第4話 高嶺の花だけど……

 午前中のラスト、4時間目の終わりごろになると、大半の生徒は昼休みのことで頭がいっぱいになるだろう。


 今日のお弁当、何だろうな?


 購買に行こうかな。それとも学食に行こうかな。


 みたいな感じで。


 ちなみに、俺は……


「ん~! さてと、学食でラーメンでも食うか~!」


 と、椅子に座りながら背伸びをして言う。


 すると……


「……また、ラーメンなの?」


「んっ? あ、森崎さん」


 また腕組みをして佇む彼女がいた。


「そんなにラーメンばかり食べていると、体に悪いわよ」


「まあ、そうだけど……美味いし、サッと食べられるから」


「食事はもっと、ゆっくり落ち着いて食べた方が、体に良いわよ」


「まあ、まだ若いんだし、大丈夫だよ。ていうか、森崎さんって、ラーメン嫌い?」


「嫌いってことはないけど……普段、あまり食べないから」


「へぇ~。じゃあ、今度一緒に食べに行く?」


「はぁ!? な、何で私があなたと何て……」


「まあ、そうだよね。女子の友達と行ってみると良いよ。最近は、ラーメン好きの女子って結構いるし」


「そ、そうね……機会があったら」


 森崎さんはぎこちなく頷く。


「お~い、勇太ぁ。メシ行くぞ~!」


「おう、いま行く」


 友人の呼びかけに答えてから、


「じゃあ、森崎さん。俺、行くから」


「え、ええ」


 俺は彼女に背を向けて教室を出た。




      ◇




 何なのよ、この気持ち……すごく、モヤモヤする。


 千冬は、すでに去っていなくなった彼の背中を追い求めるかのように、教室の出入り口を睨んでいた。


「ねえねえ、ちーちゃん」


「えっ?」


 呼ばれて振り向くと、ショートヘアの愛らしい女子がいた。


「あ、あかり……どうしたの?」


「ちーちゃんって、川村くんと仲良いの?」


「へっ? いえ、別にそんなことは……たまたま、話す機会があっただけって言うか……」


「そうなんだ、良かったぁ」


「えっ?」


「ここだけの話、あたし、川村くんのこと、ちょっと良いなって思っていたから」


「そ、そうなの?」


「うん。しかも、同じラーメン好きとか、もうこれ運命でしょ?」


「あ、あかりもラーメンが好きなの?」


「大好きだよ」


 屈託なく笑って言う彼女が眩しくて、千冬は直視ができない。


 須藤すどうあかりは、2年生になって同じクラスになったばかり。


 けど、誰とでも仲良くなれるフレンドリーな性格の彼女は、もう千冬のことを『ちーちゃん』とあだ名で呼んでいる。
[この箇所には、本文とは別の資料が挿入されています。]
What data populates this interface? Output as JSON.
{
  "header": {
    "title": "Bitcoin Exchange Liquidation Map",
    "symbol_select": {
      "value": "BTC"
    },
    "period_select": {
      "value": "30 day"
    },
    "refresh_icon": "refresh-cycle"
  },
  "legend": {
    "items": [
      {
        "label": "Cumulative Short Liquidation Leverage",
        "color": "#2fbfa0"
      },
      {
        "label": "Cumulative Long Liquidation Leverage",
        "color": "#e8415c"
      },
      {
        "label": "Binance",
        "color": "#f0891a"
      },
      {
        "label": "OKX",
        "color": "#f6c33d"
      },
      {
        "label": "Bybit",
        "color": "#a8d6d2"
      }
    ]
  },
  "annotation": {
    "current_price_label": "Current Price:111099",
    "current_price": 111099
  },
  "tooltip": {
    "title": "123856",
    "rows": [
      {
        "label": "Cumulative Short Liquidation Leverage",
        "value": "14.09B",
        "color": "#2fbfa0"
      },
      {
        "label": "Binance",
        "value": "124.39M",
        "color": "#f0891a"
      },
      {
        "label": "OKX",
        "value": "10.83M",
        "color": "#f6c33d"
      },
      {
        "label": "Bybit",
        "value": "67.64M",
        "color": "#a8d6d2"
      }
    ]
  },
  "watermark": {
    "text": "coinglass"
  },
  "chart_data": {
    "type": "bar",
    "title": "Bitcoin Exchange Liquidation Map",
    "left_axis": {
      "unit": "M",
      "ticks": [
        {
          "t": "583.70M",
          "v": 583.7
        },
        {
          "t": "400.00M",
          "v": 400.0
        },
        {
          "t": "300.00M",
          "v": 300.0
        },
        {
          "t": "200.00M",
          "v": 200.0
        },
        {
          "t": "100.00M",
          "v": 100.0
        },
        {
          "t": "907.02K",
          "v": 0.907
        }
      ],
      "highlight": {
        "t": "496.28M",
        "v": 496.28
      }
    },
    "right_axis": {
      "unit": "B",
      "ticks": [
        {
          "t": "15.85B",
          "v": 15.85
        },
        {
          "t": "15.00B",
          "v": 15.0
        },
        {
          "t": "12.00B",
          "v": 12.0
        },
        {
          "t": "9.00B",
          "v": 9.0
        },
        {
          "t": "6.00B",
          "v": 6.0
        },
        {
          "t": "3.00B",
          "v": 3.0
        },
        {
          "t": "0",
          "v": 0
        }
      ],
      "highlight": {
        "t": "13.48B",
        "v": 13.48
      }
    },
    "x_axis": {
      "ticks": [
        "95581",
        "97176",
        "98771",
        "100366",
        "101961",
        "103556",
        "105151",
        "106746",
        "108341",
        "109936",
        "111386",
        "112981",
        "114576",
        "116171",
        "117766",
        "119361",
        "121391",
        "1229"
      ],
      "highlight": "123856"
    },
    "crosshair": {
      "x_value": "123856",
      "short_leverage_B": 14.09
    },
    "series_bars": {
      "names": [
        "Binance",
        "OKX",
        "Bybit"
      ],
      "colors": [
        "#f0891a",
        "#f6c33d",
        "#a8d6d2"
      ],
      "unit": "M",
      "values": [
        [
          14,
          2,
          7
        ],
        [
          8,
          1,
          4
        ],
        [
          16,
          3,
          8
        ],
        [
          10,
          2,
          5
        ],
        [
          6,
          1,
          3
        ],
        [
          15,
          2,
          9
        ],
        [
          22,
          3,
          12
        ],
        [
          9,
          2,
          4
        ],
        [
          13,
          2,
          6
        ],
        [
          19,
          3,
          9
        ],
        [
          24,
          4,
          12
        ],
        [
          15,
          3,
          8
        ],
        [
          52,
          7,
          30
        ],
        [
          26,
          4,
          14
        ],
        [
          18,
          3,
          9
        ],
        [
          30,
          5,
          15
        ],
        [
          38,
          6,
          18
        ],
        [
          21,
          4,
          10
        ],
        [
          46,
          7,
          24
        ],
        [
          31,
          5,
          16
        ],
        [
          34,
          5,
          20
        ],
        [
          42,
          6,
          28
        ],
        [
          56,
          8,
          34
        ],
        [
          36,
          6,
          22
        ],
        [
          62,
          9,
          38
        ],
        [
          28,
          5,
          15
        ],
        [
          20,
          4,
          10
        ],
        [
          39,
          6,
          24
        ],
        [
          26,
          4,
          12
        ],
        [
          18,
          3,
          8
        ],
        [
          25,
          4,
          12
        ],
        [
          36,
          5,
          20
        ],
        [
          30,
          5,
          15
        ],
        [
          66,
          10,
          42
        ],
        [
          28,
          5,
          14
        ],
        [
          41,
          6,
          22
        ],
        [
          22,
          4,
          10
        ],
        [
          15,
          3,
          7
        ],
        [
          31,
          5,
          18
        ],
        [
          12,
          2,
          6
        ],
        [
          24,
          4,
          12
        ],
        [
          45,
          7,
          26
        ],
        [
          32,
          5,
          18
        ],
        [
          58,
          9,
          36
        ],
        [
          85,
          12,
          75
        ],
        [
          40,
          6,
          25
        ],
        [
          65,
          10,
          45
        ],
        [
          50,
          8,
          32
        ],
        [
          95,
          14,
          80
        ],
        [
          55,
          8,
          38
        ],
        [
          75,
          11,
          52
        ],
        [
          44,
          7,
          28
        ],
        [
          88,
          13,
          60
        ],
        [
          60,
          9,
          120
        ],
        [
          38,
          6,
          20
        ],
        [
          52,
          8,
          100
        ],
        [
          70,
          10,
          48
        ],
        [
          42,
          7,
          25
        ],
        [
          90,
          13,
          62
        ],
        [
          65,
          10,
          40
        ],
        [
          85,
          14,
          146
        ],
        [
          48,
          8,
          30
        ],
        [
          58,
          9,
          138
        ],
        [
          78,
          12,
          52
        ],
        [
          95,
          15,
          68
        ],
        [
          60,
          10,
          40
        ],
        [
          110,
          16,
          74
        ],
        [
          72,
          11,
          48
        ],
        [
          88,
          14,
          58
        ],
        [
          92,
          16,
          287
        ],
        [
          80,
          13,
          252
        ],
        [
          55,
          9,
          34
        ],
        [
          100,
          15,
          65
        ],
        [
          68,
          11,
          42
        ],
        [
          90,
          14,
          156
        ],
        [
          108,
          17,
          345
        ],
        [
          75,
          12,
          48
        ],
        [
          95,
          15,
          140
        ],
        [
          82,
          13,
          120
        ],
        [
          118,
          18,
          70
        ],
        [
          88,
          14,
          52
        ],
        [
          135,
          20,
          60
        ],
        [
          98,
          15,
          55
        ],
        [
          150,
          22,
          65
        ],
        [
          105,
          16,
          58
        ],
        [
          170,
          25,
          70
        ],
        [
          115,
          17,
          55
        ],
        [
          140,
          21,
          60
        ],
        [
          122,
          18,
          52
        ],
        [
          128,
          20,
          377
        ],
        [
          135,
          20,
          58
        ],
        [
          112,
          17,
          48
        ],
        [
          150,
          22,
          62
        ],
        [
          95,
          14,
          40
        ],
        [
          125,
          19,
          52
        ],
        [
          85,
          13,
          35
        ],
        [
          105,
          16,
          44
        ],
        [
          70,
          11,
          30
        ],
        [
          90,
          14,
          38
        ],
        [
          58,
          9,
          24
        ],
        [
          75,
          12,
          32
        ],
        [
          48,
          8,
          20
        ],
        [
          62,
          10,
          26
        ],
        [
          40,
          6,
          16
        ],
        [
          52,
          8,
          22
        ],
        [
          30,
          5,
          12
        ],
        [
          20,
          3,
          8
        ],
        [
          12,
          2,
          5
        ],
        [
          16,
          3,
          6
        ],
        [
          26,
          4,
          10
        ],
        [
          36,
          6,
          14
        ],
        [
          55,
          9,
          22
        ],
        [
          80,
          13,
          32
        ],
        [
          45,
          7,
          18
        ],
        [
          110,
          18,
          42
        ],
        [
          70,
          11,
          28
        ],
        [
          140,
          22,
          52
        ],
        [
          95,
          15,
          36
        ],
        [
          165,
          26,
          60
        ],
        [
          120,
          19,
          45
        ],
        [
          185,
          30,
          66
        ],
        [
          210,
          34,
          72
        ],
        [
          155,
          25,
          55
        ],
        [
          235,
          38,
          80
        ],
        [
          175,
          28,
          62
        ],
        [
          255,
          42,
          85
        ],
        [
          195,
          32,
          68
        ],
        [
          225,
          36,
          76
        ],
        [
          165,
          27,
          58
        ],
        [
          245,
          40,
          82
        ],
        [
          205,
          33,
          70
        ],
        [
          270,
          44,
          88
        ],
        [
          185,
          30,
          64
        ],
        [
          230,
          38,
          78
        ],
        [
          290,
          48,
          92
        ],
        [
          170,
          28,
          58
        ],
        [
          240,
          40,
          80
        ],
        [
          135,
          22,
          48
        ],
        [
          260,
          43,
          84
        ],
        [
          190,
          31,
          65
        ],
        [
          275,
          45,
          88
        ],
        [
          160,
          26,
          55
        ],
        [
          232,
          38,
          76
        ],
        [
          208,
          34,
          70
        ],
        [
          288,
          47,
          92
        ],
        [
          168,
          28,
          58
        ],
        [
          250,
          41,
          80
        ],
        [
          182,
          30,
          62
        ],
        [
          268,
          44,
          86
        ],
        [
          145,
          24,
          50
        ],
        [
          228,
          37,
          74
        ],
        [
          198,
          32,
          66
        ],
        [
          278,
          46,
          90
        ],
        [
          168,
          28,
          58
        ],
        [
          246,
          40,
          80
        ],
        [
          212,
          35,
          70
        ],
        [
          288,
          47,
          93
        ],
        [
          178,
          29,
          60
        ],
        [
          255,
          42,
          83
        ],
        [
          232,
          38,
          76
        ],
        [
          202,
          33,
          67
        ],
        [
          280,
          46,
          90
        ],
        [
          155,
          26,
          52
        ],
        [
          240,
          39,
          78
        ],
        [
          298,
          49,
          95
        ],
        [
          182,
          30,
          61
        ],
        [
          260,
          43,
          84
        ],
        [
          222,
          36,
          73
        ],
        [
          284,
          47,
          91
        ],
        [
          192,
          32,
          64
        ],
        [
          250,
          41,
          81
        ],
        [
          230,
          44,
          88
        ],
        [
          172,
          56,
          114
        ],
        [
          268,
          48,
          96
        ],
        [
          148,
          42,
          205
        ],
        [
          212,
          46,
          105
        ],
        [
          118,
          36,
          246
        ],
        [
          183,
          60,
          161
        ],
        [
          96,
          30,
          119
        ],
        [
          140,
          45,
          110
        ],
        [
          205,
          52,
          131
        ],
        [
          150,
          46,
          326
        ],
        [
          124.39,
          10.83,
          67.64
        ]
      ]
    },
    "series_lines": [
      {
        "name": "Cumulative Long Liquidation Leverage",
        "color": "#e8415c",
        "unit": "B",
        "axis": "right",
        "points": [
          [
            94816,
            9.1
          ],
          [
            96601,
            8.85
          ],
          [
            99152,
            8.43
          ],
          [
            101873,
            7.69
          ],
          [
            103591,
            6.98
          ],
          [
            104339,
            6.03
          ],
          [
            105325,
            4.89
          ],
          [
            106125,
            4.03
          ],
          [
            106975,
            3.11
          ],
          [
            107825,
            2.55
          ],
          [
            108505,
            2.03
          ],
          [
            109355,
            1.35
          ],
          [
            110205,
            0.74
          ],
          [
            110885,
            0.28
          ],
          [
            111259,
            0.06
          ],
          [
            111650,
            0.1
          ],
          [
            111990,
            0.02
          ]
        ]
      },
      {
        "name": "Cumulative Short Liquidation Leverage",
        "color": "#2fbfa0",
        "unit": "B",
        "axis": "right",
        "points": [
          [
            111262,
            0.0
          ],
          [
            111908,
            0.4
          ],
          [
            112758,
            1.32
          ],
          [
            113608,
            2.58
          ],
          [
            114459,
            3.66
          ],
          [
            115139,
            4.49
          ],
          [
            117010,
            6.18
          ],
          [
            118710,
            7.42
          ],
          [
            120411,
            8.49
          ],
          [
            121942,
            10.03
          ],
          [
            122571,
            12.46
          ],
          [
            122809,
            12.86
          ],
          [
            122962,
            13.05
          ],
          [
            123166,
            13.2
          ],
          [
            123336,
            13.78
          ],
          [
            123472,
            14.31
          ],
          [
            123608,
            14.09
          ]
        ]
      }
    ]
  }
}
 千冬は決して高飛車、あるいは高圧的な性格ではないけど、みんなが憧れるマドンナ、高嶺の花だから。


 同じ女子と言えども、普通は声をかけるのに緊張してしまうくらいだから。


「もし、ちーちゃんが、川村くんのこと好きって言ったら、どうしようかと思ったよ。だって、そうしたら、絶対に敵わないもん。ちーちゃん、美人でおっぱい大きいし。あたしなんて、小柄でちっぱいだからさ」


「そ、そんな……で、でも、あかりだって、すごく可愛いじゃない。友達も多いし」


「本当に? えへへ、ちーちゃんにそう言ってもらえると、あたし自信が持てるなぁ」


 ニコニコと笑うあかりは、純粋に可愛いと思った。


 千冬は、一瞬、勇太とあかりが2人並んで、笑顔で歩く姿を思い浮かべて、なぜか胸がチクリとした。


「あ、ちーちゃん。せっかくだし、一緒にお昼食べない?」


「……ええ、良いわよ」


「やったー」


 ピョンと跳ねるあかりはやはり可愛らしい。


 それなのに、千冬は少しだけ、胸の内でムカッとしてしまう。


 そして、そんな自分に嫌悪感を抱いた。